Expanding the CMR Model – A Computational Investigation of Reading Comprehension (DSI-SRP)
This DSI-SRP fellowship funded Elijah Williams to work in the laboratory of Dr. Katherine S. Aboud, Ph.D. in the Vanderbilt Brain Institute during the summer of 2023. Elijah is a rising junior with a major in Mathematics and a minor in Data Science.
In this summer research project, Elijah and his mentor investigated patterns in the immediate free recall of expository texts, with the aim of developing a model that could explain the most prominent patterns in the data, such as the temporal contiguity effect (the tendency to remember things based on the time they occurred), as well as the huge variation in how memorable ideas from each text were.

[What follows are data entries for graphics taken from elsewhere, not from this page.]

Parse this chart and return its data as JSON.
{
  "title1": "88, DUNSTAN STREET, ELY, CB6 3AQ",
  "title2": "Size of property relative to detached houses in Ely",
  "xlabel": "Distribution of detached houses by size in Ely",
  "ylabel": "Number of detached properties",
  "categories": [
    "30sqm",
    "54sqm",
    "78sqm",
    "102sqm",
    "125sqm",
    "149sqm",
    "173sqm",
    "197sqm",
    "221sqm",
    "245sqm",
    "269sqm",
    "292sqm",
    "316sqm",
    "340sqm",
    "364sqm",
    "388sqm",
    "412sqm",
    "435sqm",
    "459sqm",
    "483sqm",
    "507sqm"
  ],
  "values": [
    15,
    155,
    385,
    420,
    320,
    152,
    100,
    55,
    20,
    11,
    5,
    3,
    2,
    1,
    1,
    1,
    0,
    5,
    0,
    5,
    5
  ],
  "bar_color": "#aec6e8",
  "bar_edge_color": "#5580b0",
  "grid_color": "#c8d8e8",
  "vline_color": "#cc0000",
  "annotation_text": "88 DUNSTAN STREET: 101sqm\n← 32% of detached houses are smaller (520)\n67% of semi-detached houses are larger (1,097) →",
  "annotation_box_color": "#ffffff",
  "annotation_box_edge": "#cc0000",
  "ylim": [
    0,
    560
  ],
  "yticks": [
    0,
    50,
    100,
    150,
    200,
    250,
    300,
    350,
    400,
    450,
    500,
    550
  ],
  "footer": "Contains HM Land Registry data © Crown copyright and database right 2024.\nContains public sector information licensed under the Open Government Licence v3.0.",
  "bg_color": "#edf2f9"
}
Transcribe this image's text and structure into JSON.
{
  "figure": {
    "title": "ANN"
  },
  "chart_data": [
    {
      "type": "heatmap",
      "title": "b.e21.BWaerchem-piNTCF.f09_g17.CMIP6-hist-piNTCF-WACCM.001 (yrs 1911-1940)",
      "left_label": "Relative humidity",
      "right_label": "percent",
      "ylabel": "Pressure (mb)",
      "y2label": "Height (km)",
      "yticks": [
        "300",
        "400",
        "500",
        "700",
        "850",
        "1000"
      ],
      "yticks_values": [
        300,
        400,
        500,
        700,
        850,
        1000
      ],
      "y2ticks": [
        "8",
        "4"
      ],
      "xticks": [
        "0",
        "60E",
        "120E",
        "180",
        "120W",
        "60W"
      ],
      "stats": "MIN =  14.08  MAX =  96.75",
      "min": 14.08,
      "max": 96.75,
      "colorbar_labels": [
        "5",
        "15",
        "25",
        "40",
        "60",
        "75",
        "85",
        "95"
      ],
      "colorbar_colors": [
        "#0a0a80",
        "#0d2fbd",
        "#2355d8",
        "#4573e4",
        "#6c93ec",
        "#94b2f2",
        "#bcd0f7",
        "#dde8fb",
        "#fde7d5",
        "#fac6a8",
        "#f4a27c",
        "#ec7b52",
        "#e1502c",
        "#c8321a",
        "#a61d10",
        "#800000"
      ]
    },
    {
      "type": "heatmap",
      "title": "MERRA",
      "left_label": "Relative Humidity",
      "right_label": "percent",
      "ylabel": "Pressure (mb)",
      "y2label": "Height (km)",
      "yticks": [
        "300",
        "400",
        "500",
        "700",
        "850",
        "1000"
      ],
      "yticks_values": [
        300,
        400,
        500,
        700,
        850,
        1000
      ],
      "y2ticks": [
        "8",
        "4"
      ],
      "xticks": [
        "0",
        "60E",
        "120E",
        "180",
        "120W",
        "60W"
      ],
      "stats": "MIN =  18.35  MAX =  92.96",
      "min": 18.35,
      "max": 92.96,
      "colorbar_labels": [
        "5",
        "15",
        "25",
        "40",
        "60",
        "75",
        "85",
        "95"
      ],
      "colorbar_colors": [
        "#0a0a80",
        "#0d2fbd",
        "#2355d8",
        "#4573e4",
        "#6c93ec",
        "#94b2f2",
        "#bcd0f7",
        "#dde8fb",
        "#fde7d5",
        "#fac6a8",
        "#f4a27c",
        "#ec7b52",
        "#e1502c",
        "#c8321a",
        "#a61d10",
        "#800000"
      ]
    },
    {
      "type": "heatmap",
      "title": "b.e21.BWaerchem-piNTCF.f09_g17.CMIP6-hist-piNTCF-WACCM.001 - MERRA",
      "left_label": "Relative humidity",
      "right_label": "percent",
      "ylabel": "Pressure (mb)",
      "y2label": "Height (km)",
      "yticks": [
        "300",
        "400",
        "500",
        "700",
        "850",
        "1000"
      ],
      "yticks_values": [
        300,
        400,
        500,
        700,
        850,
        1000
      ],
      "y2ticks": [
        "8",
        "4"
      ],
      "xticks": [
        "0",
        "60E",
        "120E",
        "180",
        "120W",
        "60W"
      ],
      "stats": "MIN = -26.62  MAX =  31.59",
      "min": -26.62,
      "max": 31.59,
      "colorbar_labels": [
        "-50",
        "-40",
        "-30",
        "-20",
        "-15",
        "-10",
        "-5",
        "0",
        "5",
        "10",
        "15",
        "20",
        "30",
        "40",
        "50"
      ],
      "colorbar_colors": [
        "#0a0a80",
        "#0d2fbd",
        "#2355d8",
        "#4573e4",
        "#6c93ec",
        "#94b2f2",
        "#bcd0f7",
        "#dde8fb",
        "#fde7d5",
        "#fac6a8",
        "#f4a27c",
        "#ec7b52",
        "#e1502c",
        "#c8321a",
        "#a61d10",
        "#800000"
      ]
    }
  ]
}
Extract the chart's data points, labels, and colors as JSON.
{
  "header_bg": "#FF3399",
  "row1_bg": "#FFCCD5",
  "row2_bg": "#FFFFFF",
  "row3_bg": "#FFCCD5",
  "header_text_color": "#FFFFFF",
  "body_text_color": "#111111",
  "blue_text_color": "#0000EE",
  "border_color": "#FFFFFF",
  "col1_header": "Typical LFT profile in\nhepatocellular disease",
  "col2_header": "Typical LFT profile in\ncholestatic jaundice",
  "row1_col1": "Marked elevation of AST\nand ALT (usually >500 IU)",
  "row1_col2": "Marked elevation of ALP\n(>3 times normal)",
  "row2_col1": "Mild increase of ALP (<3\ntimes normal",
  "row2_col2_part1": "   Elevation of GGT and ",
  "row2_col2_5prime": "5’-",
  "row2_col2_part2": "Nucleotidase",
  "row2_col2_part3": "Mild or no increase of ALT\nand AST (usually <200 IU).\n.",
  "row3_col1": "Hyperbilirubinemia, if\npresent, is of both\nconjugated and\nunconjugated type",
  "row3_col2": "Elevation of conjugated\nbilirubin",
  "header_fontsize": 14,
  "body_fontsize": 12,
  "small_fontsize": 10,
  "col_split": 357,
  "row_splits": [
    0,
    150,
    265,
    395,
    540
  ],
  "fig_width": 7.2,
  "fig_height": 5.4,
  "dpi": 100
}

To this end, they used the Context, Maintenance, and Retrieval (CMR) model of memory retrieval (Polyn, Norman, Kahana, 2009), alongside measures of text properties such as concreteness and arousal, to predict how and what ideas people would remember from each text. When fitted to their behavioral data, they found the neural network and regression model could account for several aspects of the shape of the serial position and lag conditional-response probability (lag-CRP) curves. In the future, they plan on combining these two models into a single model of text comprehension and retrieval, as well as exploring the role that schema and passage structure play when learning new information from a text. Elijah would like to thank the DSI, whose workshops and sessions involving NLP, Jupyter notebooks, and Python in general, were extremely handy when it came to first exploring and analyzing the free recall data.
In addition to receiving support through a DSI-SRP fellowship, this project was supported and facilitated by the DSI Data Science Team through their regular summer workshops and demo sessions.